I couldn't but reflect, if men like Dos Santos and PMB at the highest office, can be so helpless, why all the 'kati kati?' like we say in Warri. Imagine how quickly our aspirations pale into insignificance when one's health is challenged. We all started 2017 with great expectations, but while most people settled down to work, PMB embarked on his 'first missionary journey' on 19th January to attend to his health. Six months after, his 2017 list of expectations has been turned on its head. Hmm!!!

Where I sat reflecting on the challenges both Presidents are facing and praying for their speedy recovery, I tried imagining what is in the mind of PMB as he continues to battle his illness in London.

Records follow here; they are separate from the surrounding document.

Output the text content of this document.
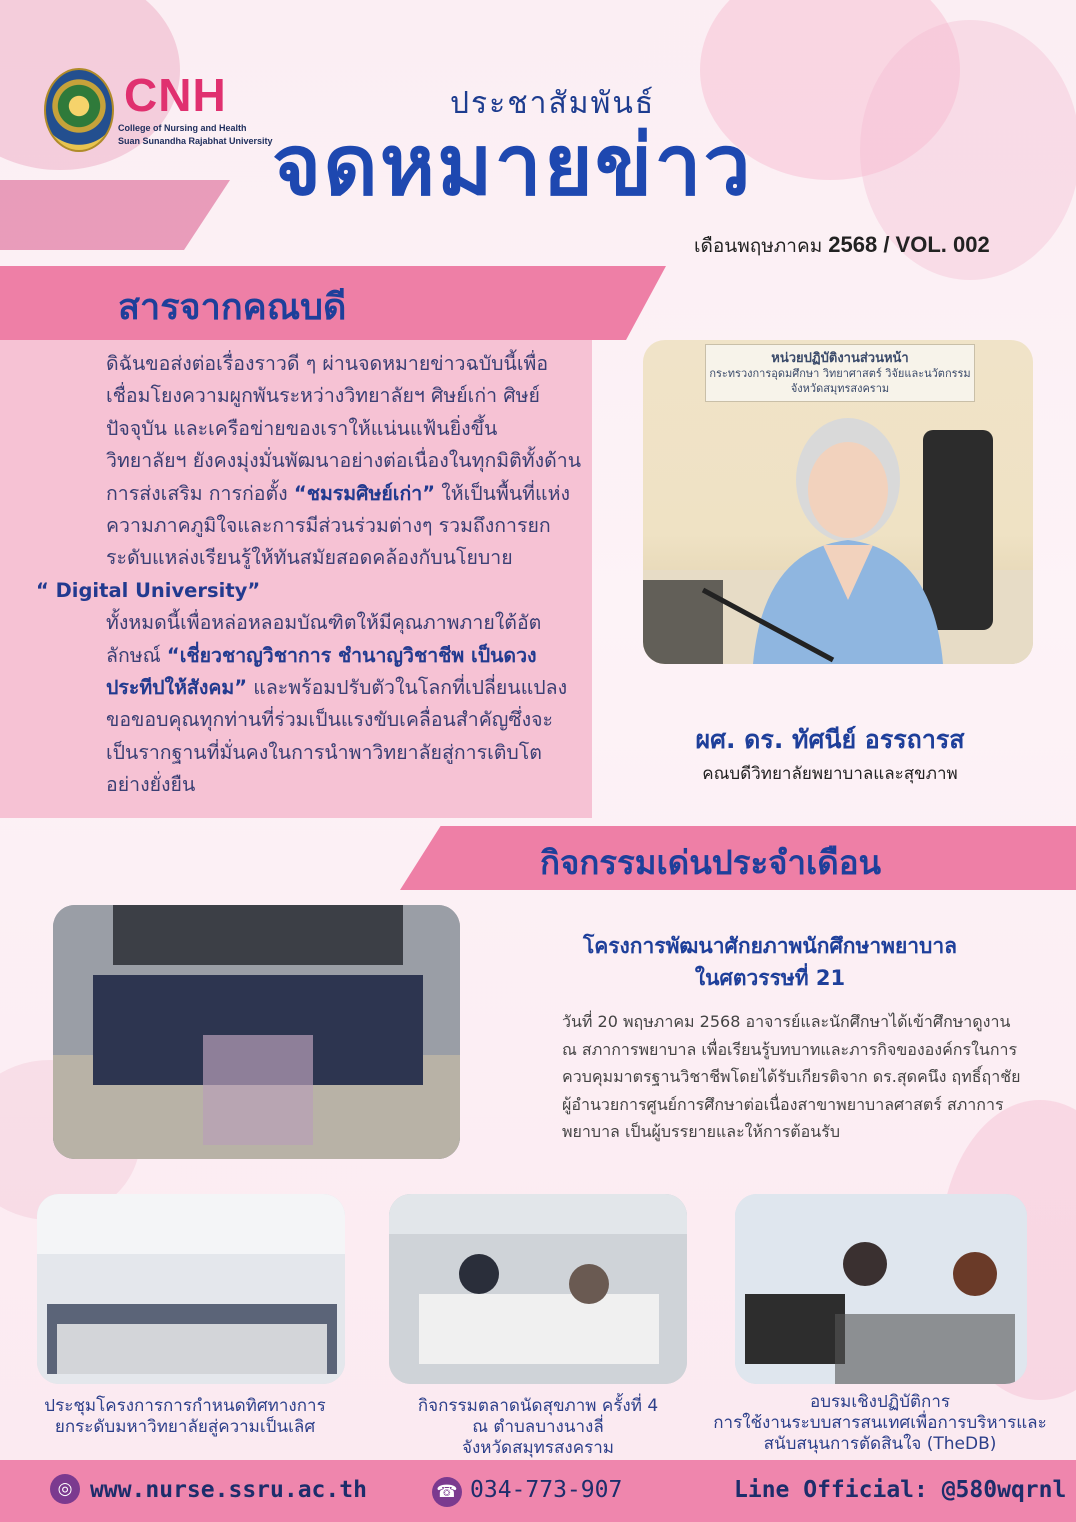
CNH
College of Nursing and Health
Suan Sunandha Rajabhat University
ประชาสัมพันธ์
จดหมายข่าว
เดือนพฤษภาคม 2568 / VOL. 002
สารจากคณบดี

ดิฉันขอส่งต่อเรื่องราวดี ๆ ผ่านจดหมายข่าวฉบับนี้เพื่อเชื่อมโยงความผูกพันระหว่างวิทยาลัยฯ ศิษย์เก่า ศิษย์ปัจจุบัน และเครือข่ายของเราให้แน่นแฟ้นยิ่งขึ้น

วิทยาลัยฯ ยังคงมุ่งมั่นพัฒนาอย่างต่อเนื่องในทุกมิติทั้งด้านการส่งเสริม การก่อตั้ง “ชมรมศิษย์เก่า” ให้เป็นพื้นที่แห่งความภาคภูมิใจและการมีส่วนร่วมต่างๆ รวมถึงการยกระดับแหล่งเรียนรู้ให้ทันสมัยสอดคล้องกับนโยบาย

“ Digital University”

ทั้งหมดนี้เพื่อหล่อหลอมบัณฑิตให้มีคุณภาพภายใต้อัตลักษณ์ “เชี่ยวชาญวิชาการ ชำนาญวิชาชีพ เป็นดวงประทีปให้สังคม” และพร้อมปรับตัวในโลกที่เปลี่ยนแปลง

ขอขอบคุณทุกท่านที่ร่วมเป็นแรงขับเคลื่อนสำคัญซึ่งจะเป็นรากฐานที่มั่นคงในการนำพาวิทยาลัยสู่การเติบโตอย่างยั่งยืน

หน่วยปฏิบัติงานส่วนหน้า
กระทรวงการอุดมศึกษา วิทยาศาสตร์ วิจัยและนวัตกรรม
จังหวัดสมุทรสงคราม
ผศ. ดร. ทัศนีย์ อรรถารส
คณบดีวิทยาลัยพยาบาลและสุขภาพ
กิจกรรมเด่นประจำเดือน
โครงการพัฒนาศักยภาพนักศึกษาพยาบาล
ในศตวรรษที่ 21
วันที่ 20 พฤษภาคม 2568 อาจารย์และนักศึกษาได้เข้าศึกษาดูงาน ณ สภาการพยาบาล เพื่อเรียนรู้บทบาทและภารกิจขององค์กรในการควบคุมมาตรฐานวิชาชีพโดยได้รับเกียรติจาก ดร.สุดคนึง ฤทธิ์ฤาชัย ผู้อำนวยการศูนย์การศึกษาต่อเนื่องสาขาพยาบาลศาสตร์ สภาการพยาบาล เป็นผู้บรรยายและให้การต้อนรับ
ประชุมโครงการการกำหนดทิศทางการ
ยกระดับมหาวิทยาลัยสู่ความเป็นเลิศ
กิจกรรมตลาดนัดสุขภาพ ครั้งที่ 4
ณ ตำบลบางนางลี่
จังหวัดสมุทรสงคราม
อบรมเชิงปฏิบัติการ
การใช้งานระบบสารสนเทศเพื่อการบริหารและ
สนับสนุนการตัดสินใจ (TheDB)
◎ www.nurse.ssru.ac.th	☎ 034-773-907	Line Official: @580wqrnl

Pause a minute and imagine PMB's  plan to follow through on the perennial electricity problem in the country and succeed where others failed, but he is distracted by his ill-health. I am thinking of how PMB has planned to deal with corruption, but today the Ikoyi dollar scandal remains unresolved weeks after investigation commenced. Oh how pained PMB will be that he is not fully on ground to lead his forces in kicking the economy back to life with the US dollar stubbornly refusing to bow below N365. Truly, life is a mystery. We can only throw the dice but cannot determine the outcome.

As I stand up to step out, I was reminded of Romans 9:16, 'So then it is not of him that willeth, nor of him that runneth, but of God that showeth mercy.' So as you set your targets for the second half of 2017, pray for grace to accomplish.

Happy Sunday.

.......................Just the thoughts of a certain Wey Mey.